Ἄτλας

Ça a duré une bonne minute. Une vraie minute. Une éternité. Je me souviens de ce rayon de soleil qui me brûlait la nuque, des gouttes de sueur qui imprégnaient le col de ma chemise. J'avais l'impression de porter le poids du monde sur mes épaules. Le poids du monde. Rien que ça. Mais c'était exactement ce que je ressentais, au fond de moi, au milieu de cette fournaise, dans ce temps si court. J'étais Atlas, le pilier du ciel, l'escabeau des cieux. Tous mes muscles se crispaient sous la tension insoutenable de l'angoisse, éclair étincelant dans mes chairs affaiblies par la panique. Je voyais flou. Quel était l'imbécile qui avait osé changer la gravité ? Pourquoi le monde se mettait-il soudain à tourner ? J'avais l'impression d'être dans une essoreuse à salade. Tout se confondait sous mes yeux trahis par la fatigue et l'anxiété : le sol, les murs, le plafond, les gens. Leur sourire faux, plein de mensonges, au point d'en devenir vulgaire, à moi comme à eux-mêmes. Surtout à eux-mêmes. Leur masque de cire couvert d'une couche d'hypocrisie, dur comme la pierre, alors qu'un simple rayon de soleil, une simple flamme, suffisait à les faire fondre. Et toujours cette chaleur abominable sur ma nuque, comme une épée de feu tranchante, comme la lame d'une guillotine qui chante. Une lame assoiffée, rêche, comme mes lèvres gercées. Des bourdonnements indéfinissables rampaient insidieusement dans le conduit de mes oreilles, mais cela n'avait pas d'importance. Tout le peu d'attention que je pouvais rassembler se penchait vers le tremblement de ma main droite, renfermant une petite pochette noire, vaguement renflée à certains endroits.
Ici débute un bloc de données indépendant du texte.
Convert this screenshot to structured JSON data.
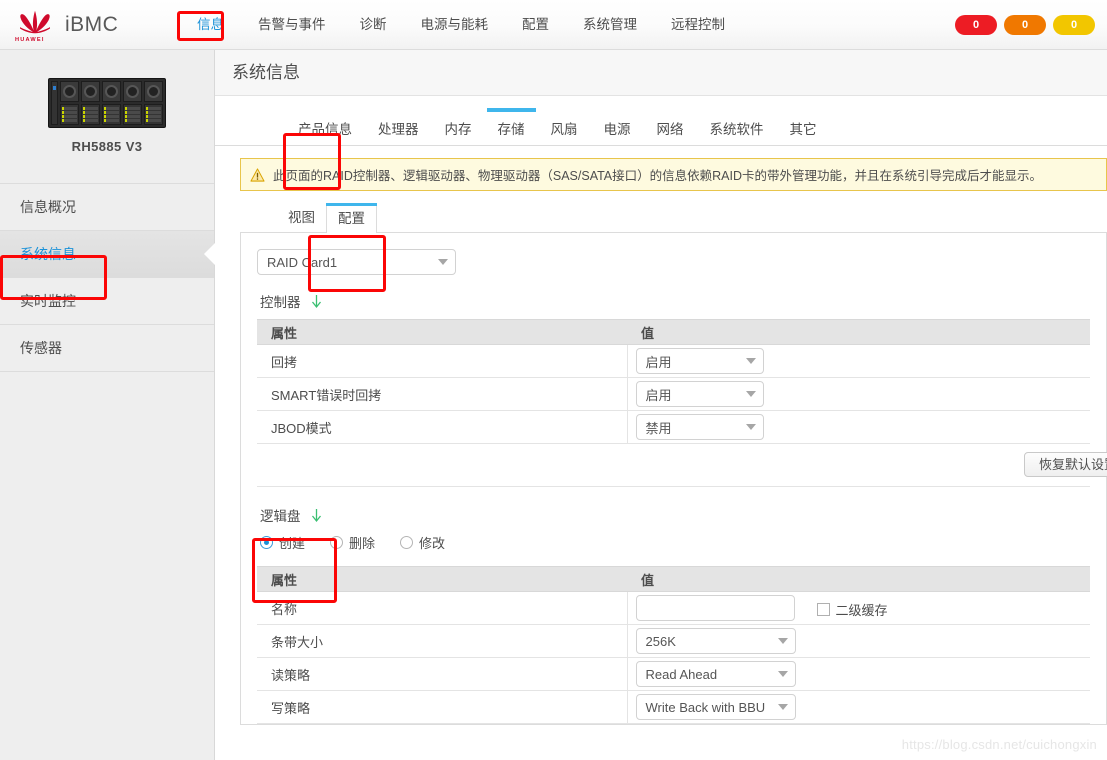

Tremblement léger tout d'abord, puis rapidement insupportable.
Je ne pouvais pas me concentrer, le monde vibrait autour de moi, des ondes assommantes me frappaient le front. La décision était trop dure, le temps, trop court, l'angoisse, trop importante. Je savais parfaitement qu'à ce moment-là, les secondes m'étaient comptées mais il m'était impossible de faire autrement, j'étais comme figée, vaine colonne de marbre sur le point de s'effriter. Je n'arrivais plus à respirer, mon corps ne m'appartenait plus réellement. J'avais l'impression que le monde entier me regardait, me jaugeait du regard. Comme il est facile de juger de loin ceux que l'on ne connaît pas... Mais ma main tremblait toujours, et puis ce soleil dans mon dos...
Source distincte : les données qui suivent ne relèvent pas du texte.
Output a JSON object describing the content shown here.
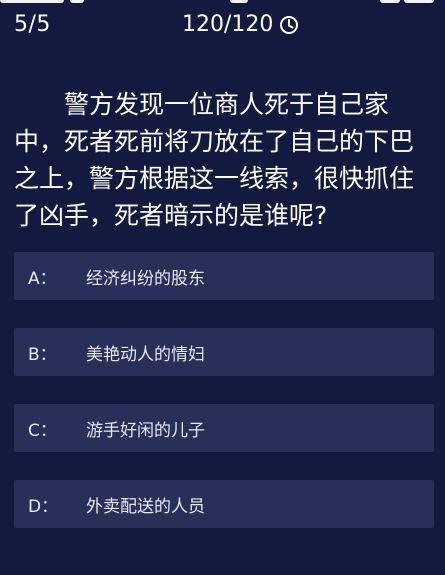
{
  "header": {
    "progress": "5/5",
    "timer": "120/120",
    "timer_icon": "clock-icon"
  },
  "question": {
    "text": "警方发现一位商人死于自己家中，死者死前将刀放在了自己的下巴之上，警方根据这一线索，很快抓住了凶手，死者暗示的是谁呢?"
  },
  "options": [
    {
      "key": "A：",
      "text": "经济纠纷的股东"
    },
    {
      "key": "B：",
      "text": "美艳动人的情妇"
    },
    {
      "key": "C：",
      "text": "游手好闲的儿子"
    },
    {
      "key": "D：",
      "text": "外卖配送的人员"
    }
  ],
  "colors": {
    "background": "#121a40",
    "option_background": "#28305a",
    "text": "#ffffff"
  }
}
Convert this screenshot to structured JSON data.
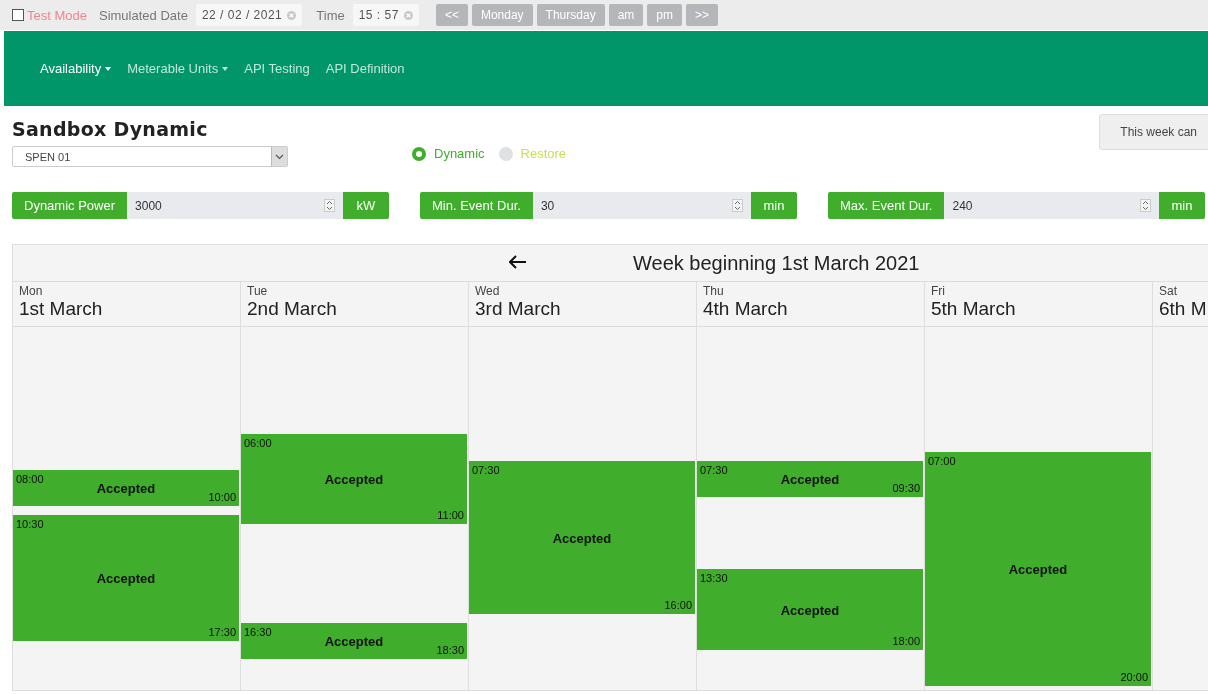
{
  "topbar": {
    "test_mode": {
      "label": "Test Mode",
      "checked": false
    },
    "simulated_date": {
      "label": "Simulated Date",
      "value": "22 / 02 / 2021"
    },
    "time": {
      "label": "Time",
      "value": "15 : 57"
    },
    "buttons": [
      "<<",
      "Monday",
      "Thursday",
      "am",
      "pm",
      ">>"
    ]
  },
  "nav": [
    {
      "label": "Availability",
      "dropdown": true,
      "selected": true
    },
    {
      "label": "Meterable Units",
      "dropdown": true,
      "selected": false
    },
    {
      "label": "API Testing",
      "dropdown": false,
      "selected": false
    },
    {
      "label": "API Definition",
      "dropdown": false,
      "selected": false
    }
  ],
  "title": "Sandbox Dynamic",
  "unit_select": {
    "value": "SPEN 01"
  },
  "mode": [
    {
      "label": "Dynamic",
      "selected": true
    },
    {
      "label": "Restore",
      "selected": false
    }
  ],
  "notice_button": "This week can",
  "inputs": [
    {
      "label": "Dynamic Power",
      "value": "3000",
      "unit": "kW"
    },
    {
      "label": "Min. Event Dur.",
      "value": "30",
      "unit": "min"
    },
    {
      "label": "Max. Event Dur.",
      "value": "240",
      "unit": "min"
    }
  ],
  "calendar": {
    "title": "Week beginning 1st March 2021",
    "days": [
      {
        "weekday": "Mon",
        "date": "1st March",
        "events": [
          {
            "start": "08:00",
            "end": "10:00",
            "status": "Accepted"
          },
          {
            "start": "10:30",
            "end": "17:30",
            "status": "Accepted"
          }
        ]
      },
      {
        "weekday": "Tue",
        "date": "2nd March",
        "events": [
          {
            "start": "06:00",
            "end": "11:00",
            "status": "Accepted"
          },
          {
            "start": "16:30",
            "end": "18:30",
            "status": "Accepted"
          }
        ]
      },
      {
        "weekday": "Wed",
        "date": "3rd March",
        "events": [
          {
            "start": "07:30",
            "end": "16:00",
            "status": "Accepted"
          }
        ]
      },
      {
        "weekday": "Thu",
        "date": "4th March",
        "events": [
          {
            "start": "07:30",
            "end": "09:30",
            "status": "Accepted"
          },
          {
            "start": "13:30",
            "end": "18:00",
            "status": "Accepted"
          }
        ]
      },
      {
        "weekday": "Fri",
        "date": "5th March",
        "events": [
          {
            "start": "07:00",
            "end": "20:00",
            "status": "Accepted"
          }
        ]
      },
      {
        "weekday": "Sat",
        "date": "6th M"
      }
    ]
  }
}
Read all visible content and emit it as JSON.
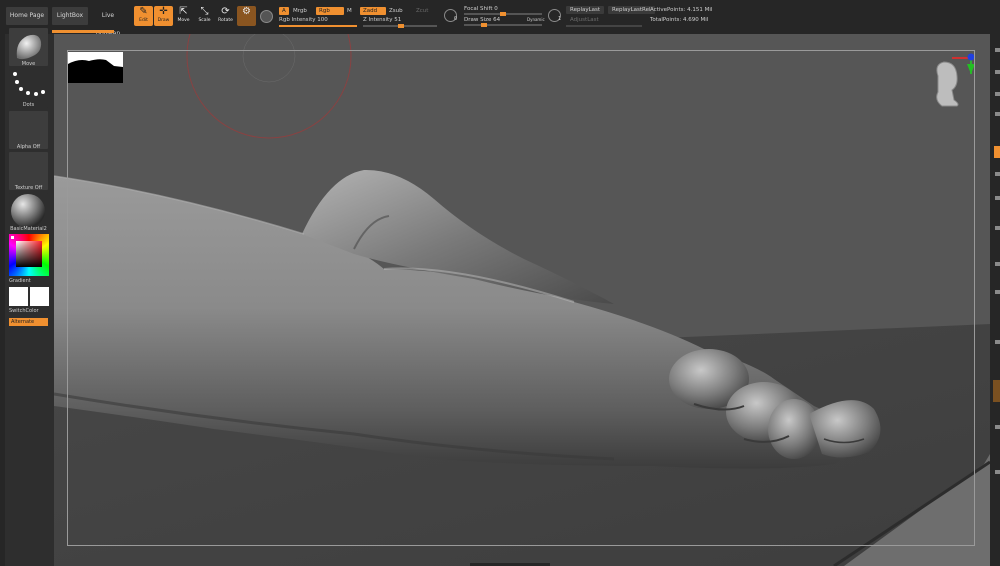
{
  "menus": {
    "home_page": "Home Page",
    "lightbox": "LightBox",
    "live_boolean": "Live Boolean"
  },
  "tools": {
    "edit": "Edit",
    "draw": "Draw",
    "move": "Move",
    "scale": "Scale",
    "rotate": "Rotate"
  },
  "draw_settings": {
    "a_label": "A",
    "mrgb": "Mrgb",
    "rgb": "Rgb",
    "m": "M",
    "zadd": "Zadd",
    "zsub": "Zsub",
    "zcut": "Zcut",
    "rgb_intensity": "Rgb Intensity 100",
    "z_intensity": "Z Intensity 51",
    "focal_shift": "Focal Shift 0",
    "draw_size": "Draw Size 64",
    "dynamic": "Dynamic",
    "replay_last": "ReplayLast",
    "replay_last_rel": "ReplayLastRel",
    "adjust_last": "AdjustLast",
    "adjust_last_value": "1",
    "focal_icon_value": "0",
    "rgb_intensity_level": 1.0,
    "z_intensity_level": 0.51,
    "focal_shift_level": 0.5,
    "draw_size_level": 0.25
  },
  "stats": {
    "active_points": "ActivePoints: 4.151 Mil",
    "total_points": "TotalPoints: 4.690 Mil"
  },
  "left_shelf": {
    "brush": "Move",
    "stroke": "Dots",
    "alpha": "Alpha Off",
    "texture": "Texture Off",
    "material": "BasicMaterial2",
    "gradient": "Gradient",
    "switch_color": "SwitchColor",
    "alternate": "Alternate"
  },
  "colors": {
    "accent": "#f09030",
    "background": "#535353",
    "panel": "#2e2e2e",
    "topbar": "#262626"
  },
  "icons": {
    "edit": "pencil-icon",
    "draw": "draw-icon",
    "move": "move-icon",
    "scale": "scale-icon",
    "rotate": "rotate-icon",
    "gizmo": "head-navigation-icon"
  }
}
Et soudain la question. La question épouvantable, sans appel, fut posée, brisant le silence de mon impuissance. La femme me regardait droit dans les yeux, impossible d'y échapper, j'étais prisonnière de ses mots. Ses pupilles étaient sombres, comme la plus obscure des caves. J'avais changé d'avis, je ne voulais plus être là, non, je voulais partir, courir loin d'ici, très loin. Oublier ce regard, oublier ce soleil, oublier le tremblement insupportable de ma main droite. Courir, sans regarder derrière, m'échapper. Mais c'était impossible. Les yeux de cette femme me retenaient plus sûrement que des chaînes d'acier. Il faisait si chaud dans cette pièce.
- Alors ? Je vous mets quoi ? Un croissant ou un pain au chocolat ?
La décision. Terrible. Le choix. Insurmontable.
- Je prendrai un...
Et le doute, tout aussi terrible, tout aussi insurmontable.
- Un pain au raisin s'il vous plaît.
La première réelle inspiration, après une minute en apnée, l'air qui entre délicieusement dans les poumons : j'étais libre.